第118話 耳が聞こえなくても……。

 トーニャは、頬に手を当てて考え込んだ。

 チーム編成は、いつもトーニャが決めるのだ。

 けれど、今回、私は言ってみた。

「障害のある犬たちを連れていきたい」――と。

 私にとって、これが最後の犬橇での長距離行になるかもしれないとすれば、やはり障害を持ちながら頑張っている犬たちと走ってみたい。

 特に連れて行きたいのは、鼻呼吸が困難ながらもリーダー犬を務めるルーニー、耳の聞こえないアン、そして、癲癇を抱えるソルティーだった。

 トーニャはしばらくうつむくと、リーダー犬として優秀なルーニーはいいけれど、アンとソルティーの起用は難しいと言った。
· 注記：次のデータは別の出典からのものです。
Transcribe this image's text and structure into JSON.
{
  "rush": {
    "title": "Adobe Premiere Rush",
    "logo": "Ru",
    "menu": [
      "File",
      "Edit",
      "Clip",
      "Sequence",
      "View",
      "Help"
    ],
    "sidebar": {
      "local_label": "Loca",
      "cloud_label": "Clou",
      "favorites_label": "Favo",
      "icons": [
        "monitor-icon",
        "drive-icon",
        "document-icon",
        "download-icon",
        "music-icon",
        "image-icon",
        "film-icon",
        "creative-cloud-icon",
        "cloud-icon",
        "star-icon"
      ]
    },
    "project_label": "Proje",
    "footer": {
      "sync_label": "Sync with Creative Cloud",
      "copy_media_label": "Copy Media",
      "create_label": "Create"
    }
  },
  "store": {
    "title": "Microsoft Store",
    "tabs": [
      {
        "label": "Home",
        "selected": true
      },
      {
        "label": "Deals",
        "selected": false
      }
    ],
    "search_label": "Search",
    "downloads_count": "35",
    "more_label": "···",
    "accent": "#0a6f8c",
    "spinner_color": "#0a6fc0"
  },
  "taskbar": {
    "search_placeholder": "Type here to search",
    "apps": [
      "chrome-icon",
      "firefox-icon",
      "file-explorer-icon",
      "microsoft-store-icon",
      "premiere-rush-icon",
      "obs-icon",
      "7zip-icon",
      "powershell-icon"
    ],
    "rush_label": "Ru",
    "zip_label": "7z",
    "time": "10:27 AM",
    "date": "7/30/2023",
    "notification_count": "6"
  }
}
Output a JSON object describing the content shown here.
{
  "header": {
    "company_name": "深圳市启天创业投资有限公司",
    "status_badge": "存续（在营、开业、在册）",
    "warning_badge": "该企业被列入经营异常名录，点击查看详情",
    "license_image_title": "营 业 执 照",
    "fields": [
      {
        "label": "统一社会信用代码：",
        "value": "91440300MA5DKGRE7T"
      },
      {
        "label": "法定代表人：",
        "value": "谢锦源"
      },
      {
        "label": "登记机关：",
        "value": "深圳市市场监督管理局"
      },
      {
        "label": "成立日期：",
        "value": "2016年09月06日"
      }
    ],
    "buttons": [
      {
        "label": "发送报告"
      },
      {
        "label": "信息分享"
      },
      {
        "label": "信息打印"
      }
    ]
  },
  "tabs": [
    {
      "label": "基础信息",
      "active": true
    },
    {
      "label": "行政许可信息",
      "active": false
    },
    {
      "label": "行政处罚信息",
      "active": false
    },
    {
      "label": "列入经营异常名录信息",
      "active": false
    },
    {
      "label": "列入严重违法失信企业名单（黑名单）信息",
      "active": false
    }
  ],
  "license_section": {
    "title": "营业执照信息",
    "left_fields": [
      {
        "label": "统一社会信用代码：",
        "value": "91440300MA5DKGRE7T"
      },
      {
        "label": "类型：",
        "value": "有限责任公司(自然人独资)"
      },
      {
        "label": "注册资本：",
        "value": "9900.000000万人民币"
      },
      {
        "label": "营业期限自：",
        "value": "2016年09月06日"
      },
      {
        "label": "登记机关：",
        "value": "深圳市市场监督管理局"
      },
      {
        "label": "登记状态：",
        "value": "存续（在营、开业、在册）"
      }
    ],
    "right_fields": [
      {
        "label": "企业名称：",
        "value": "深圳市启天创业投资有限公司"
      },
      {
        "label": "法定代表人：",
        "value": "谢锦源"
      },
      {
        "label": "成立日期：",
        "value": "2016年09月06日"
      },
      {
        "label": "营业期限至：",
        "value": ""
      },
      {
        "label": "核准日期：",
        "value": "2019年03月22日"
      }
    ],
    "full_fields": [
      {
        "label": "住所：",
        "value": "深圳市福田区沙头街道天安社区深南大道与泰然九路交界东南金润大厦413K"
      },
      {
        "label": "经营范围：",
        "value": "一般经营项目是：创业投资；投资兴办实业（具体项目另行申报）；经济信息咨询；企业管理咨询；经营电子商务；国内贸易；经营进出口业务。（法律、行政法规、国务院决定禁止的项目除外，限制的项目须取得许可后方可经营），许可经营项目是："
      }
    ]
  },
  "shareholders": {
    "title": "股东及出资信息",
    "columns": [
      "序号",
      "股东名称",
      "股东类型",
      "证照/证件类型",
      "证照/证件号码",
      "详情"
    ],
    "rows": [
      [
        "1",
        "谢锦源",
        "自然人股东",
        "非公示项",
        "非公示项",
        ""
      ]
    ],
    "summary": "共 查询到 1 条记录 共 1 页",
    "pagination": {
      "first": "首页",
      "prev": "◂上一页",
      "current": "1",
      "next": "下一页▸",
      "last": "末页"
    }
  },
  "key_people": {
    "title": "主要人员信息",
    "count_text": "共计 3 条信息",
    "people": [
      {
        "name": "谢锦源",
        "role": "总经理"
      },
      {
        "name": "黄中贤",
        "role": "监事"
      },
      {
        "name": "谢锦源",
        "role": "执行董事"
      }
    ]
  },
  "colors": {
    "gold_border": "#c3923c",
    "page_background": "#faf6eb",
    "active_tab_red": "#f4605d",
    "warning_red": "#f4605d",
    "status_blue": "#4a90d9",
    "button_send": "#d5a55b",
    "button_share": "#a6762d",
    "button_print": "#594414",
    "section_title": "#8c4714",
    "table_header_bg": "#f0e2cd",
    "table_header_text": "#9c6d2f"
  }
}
 やはり、耳が聞こえないとか、癲癇の発作を起こすかもしれないということは、ちょっとしたことでも遭難に繋がる過酷な自然の中での長距離行では、排除したい不安材料だ。

 それでも私が粘っていると、トーニャは、ソルティーに関しては、首を縦に振らなかったが、アンに対しては起用を許してくれた。

 アンは、耳が聞こえていなくても必死に前の犬たちのあとを追って、橇を引いてくれるからだ。

 何度か練習でアンと一緒に走ったことがあるけれど、出だしが遅れて引きずられたり、指示が解らずに足手まといになったりすることはなかった。

 アンはアンなりに、橇犬としての自分の役割が果たせるように、努力しているのだ。